Compute the Signal-to-Noise Index (SNI) as described in Kelly et al. (2011).
Value
SNI_output is a data list containing the computed SNI and related data, with one row for each row in the input variable CharData:
SNI = the SNI computed for each sample
winInd = indexes of the first and last samples included in each moving window. E.g.
SNI_output["winInd", X]== (A, B) indicates that the moving window used to calculate SNI for the Xth sample contained all samples between A and B, inclusive.popN = the CHAR values of all samples in the noise (N) population (samples in the moving window with CHAR below threshold)
popS = the CHAR values of all samples in the signal (S) population (samples in the moving window with CHAR at or above threshold)

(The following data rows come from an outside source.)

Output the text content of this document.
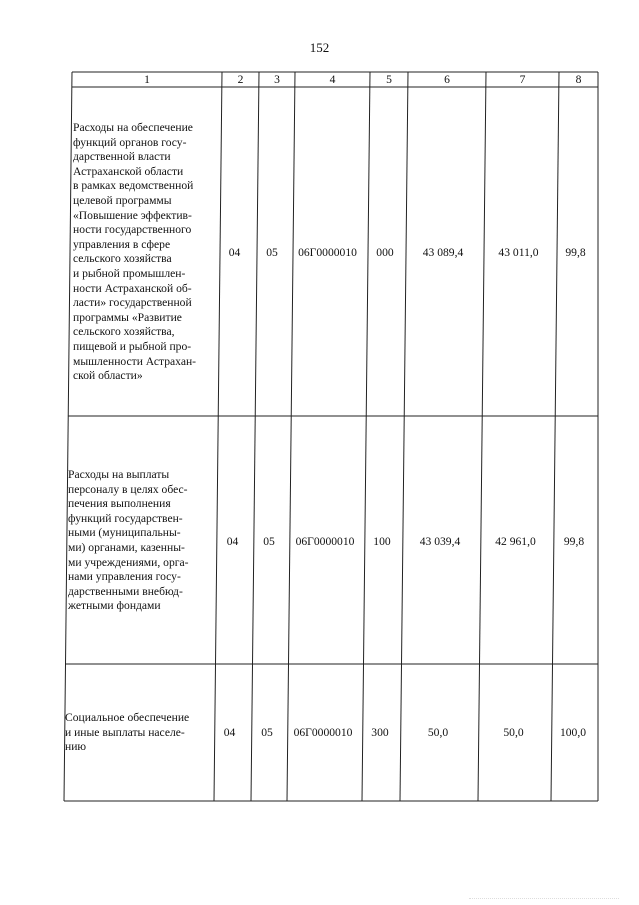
152
1	2	3	4	5	6	7	8
Расходы на обеспечение
функций органов госу-
дарственной власти
Астраханской области
в рамках ведомственной
целевой программы
«Повышение эффектив-
ности государственного
управления в сфере
сельского хозяйства
и рыбной промышлен-
ности Астраханской об-
ласти» государственной
программы «Развитие
сельского хозяйства,
пищевой и рыбной про-
мышленности Астрахан-
ской области»
04	05	06Г0000010	000	43 089,4	43 011,0	99,8
Расходы на выплаты
персоналу в целях обес-
печения выполнения
функций государствен-
ными (муниципальны-
ми) органами, казенны-
ми учреждениями, орга-
нами управления госу-
дарственными внебюд-
жетными фондами
04	05	06Г0000010	100	43 039,4	42 961,0	99,8
Социальное обеспечение
и иные выплаты населе-
нию
04	05	06Г0000010	300	50,0	50,0	100,0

meanN = mean CHAR of the samples in popN
stdN = standard deviation of the samples in popN
CF = the "correction factor" used in computing SNI. Equal to (v - 2)/v ,where v is the number of samples in popN
Details
This function computes SNI as described in Kelly et al. 2010. Note that your data must be interpolated to constant sample resolution (yr/sample) before input to the function. The function makes no assumption about prior analysis on the input CHAR series, i.e. any background and threshold methods may be used. However, input data should still be consistent with the interpretation that a CHAR value (column 2) greater than the corresponding threshold value (column 3) is a "signal" sample, whereas a CHAR value below the threshold is "noise". Refer to Kelly et al. 2010 for details and discussion.